Le poids du cartel sur les prix mondiaux tend à diminuer. Une réduction d’un million de barils par jour ne provoque plus qu’une hausse de 4 dollars du baril, contre 10 dollars en 2023 et 20 en 2022. L’OPEP+ estime donc pouvoir accroître sa production sans déclencher un effondrement brutal des cours.
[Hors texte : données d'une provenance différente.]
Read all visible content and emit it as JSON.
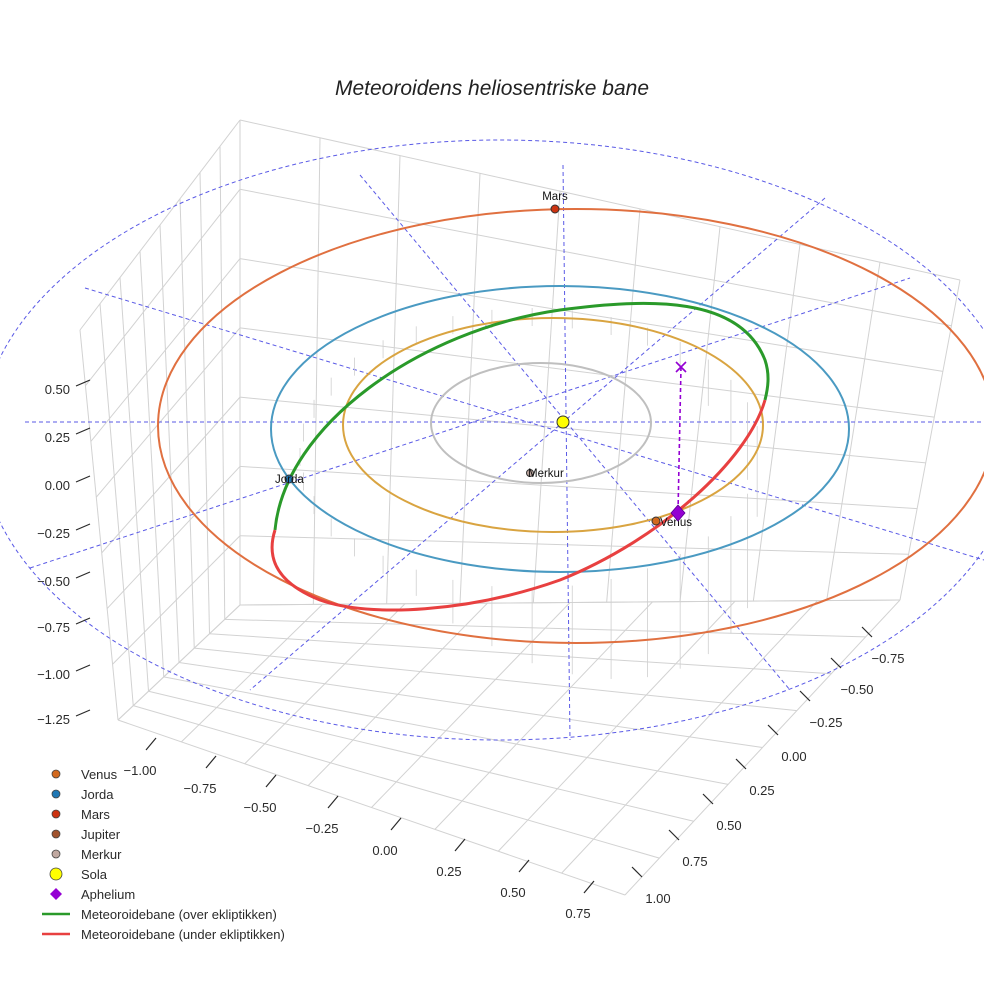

Au-delà des considérations économiques, l’Arabie saoudite, chef de file du groupe, cherche à sanctionner les membres qui ne respectent pas les quotas. L’Irak, le Kazakhstan et les Émirats arabes unis ont dépassé leurs plafonds depuis des mois. Ils ont certes promis des coupes compensatoires, mais Riyad semble avoir perdu patience. Dotée d’un fonds souverain puissant et d’un accès facilité aux marchés obligataires, l’Arabie saoudite estime pouvoir mieux encaisser un choc sur les prix que ses partenaires plus vulnérables. Elle entend punir les tricheurs pour reprendre ensuite la main sur le marché. Cette stratégie a déjà été utilisée, notamment en 1986 et en 2014.
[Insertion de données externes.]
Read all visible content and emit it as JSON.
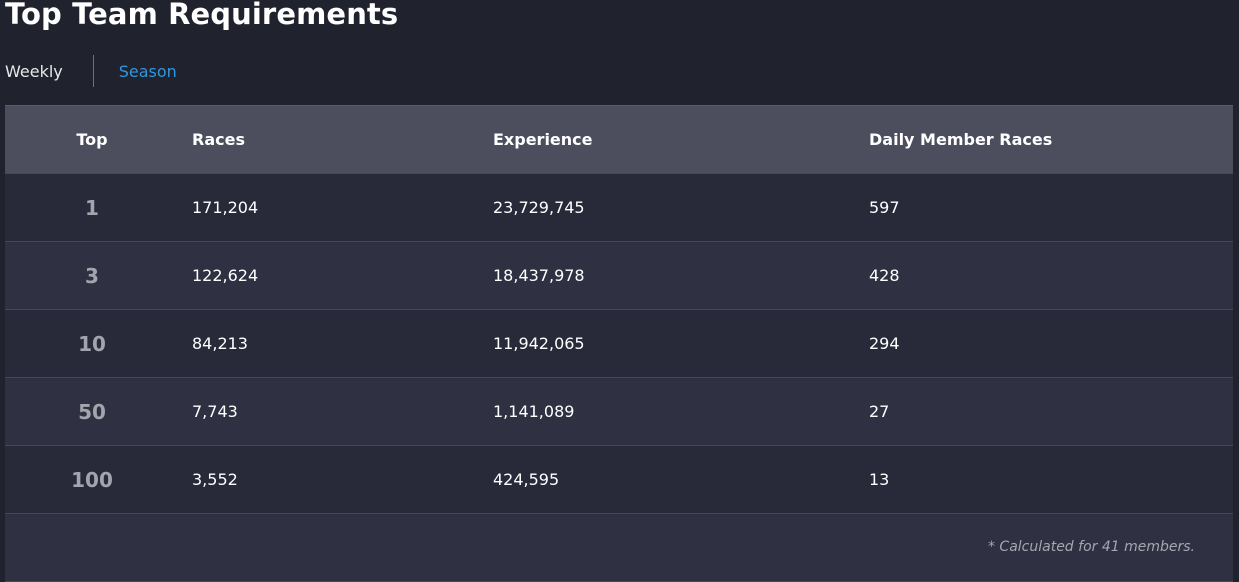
{
  "title": "Top Team Requirements",
  "tabs": [
    {
      "label": "Weekly",
      "active": false
    },
    {
      "label": "Season",
      "active": true
    }
  ],
  "table": {
    "headers": [
      "Top",
      "Races",
      "Experience",
      "Daily Member Races"
    ],
    "rows": [
      {
        "top": "1",
        "races": "171,204",
        "experience": "23,729,745",
        "daily": "597"
      },
      {
        "top": "3",
        "races": "122,624",
        "experience": "18,437,978",
        "daily": "428"
      },
      {
        "top": "10",
        "races": "84,213",
        "experience": "11,942,065",
        "daily": "294"
      },
      {
        "top": "50",
        "races": "7,743",
        "experience": "1,141,089",
        "daily": "27"
      },
      {
        "top": "100",
        "races": "3,552",
        "experience": "424,595",
        "daily": "13"
      }
    ],
    "footnote": "* Calculated for 41 members."
  },
  "colors": {
    "background": "#20222d",
    "header": "#4c4e5d",
    "row_alt": "#2f3142",
    "row_base": "#282a39",
    "accent": "#2e98e0"
  }
}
Les tricheurs plieront-ils face à l’Arabie saoudite ?
Pour l’instant, la chute des prix reste limitée : les marchés anticipent une hausse saisonnière de la demande cet été. Mais de nouvelles hausses de production, ou même des signaux en ce sens, pourraient faire chuter les prix sous les 50 dollars le baril. Un tel scénario menacerait la rentabilité du pétrole de schiste américain, fragilisant ainsi un allié stratégique des Saoudiens. Il compromettrait également les équilibres budgétaires russes, rendant plus difficile le financement de l’effort de guerre pour un autre membre de l’OPEP+.
Les tricheurs plieront-ils face à l’Arabie saoudite ? Rien n’est moins sûr. Le 23 avril dernier, Erlan Akkenzhenov, le ministre kazakh de l’Énergie, a déclaré que son pays ferait primer ses intérêts nationaux sur ceux du cartel. Et même en cas de revirement politique, la production kazakhe reste largement entre les mains de compagnies pétrolières internationales, dans un contexte où l’État contrôle peu directement les volumes extraits.
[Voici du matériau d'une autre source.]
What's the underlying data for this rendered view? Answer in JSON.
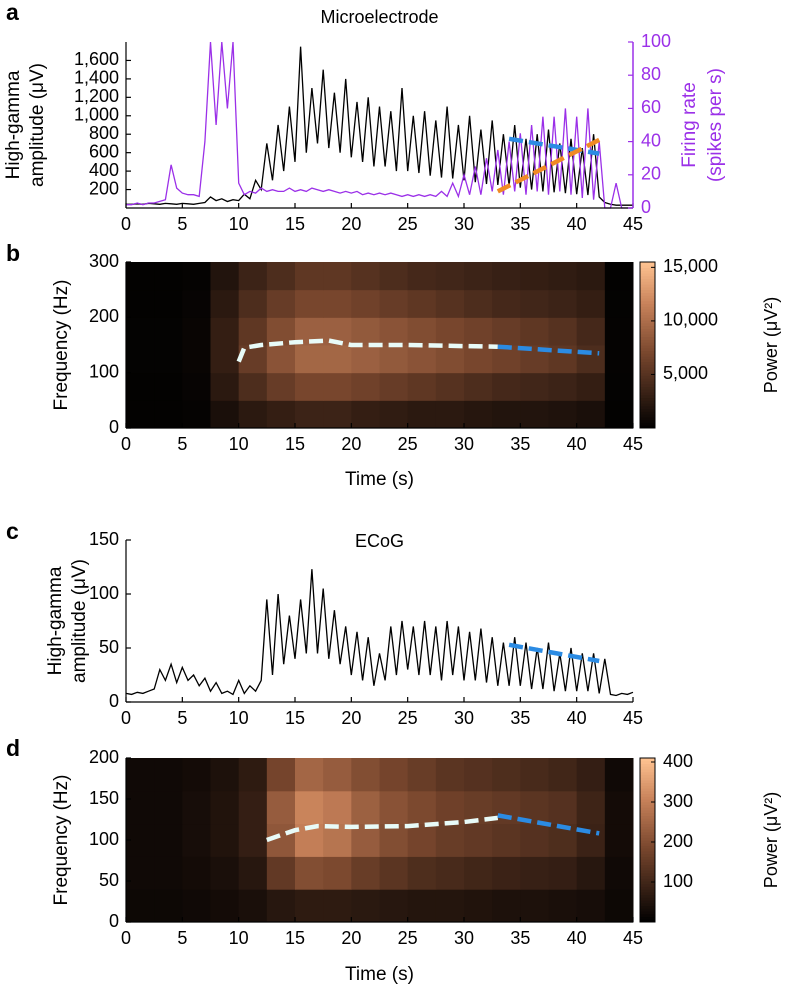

En somme, la partie de poker engagée par Riyad ne fait que commencer. En relevant sa production dans un contexte de demande affaiblie, l’Arabie saoudite ne se contente pas de jouer avec les curseurs du marché : elle impose un rapport de force, à la fois économique et politique, au sein d’un cartel fracturé. Face aux tricheurs, Riyad renoue avec une vieille tactique – provoquer la douleur pour rappeler qui tient la manette. Mais cette stratégie, efficace hier, pourrait s’avérer risquée demain. Car le monde du pétrole a changé : l’influence de l’OPEP+ s’effrite, la transition énergétique s’accélère, et les marges de manœuvre budgétaires s’amenuisent pour les pays du Golfe.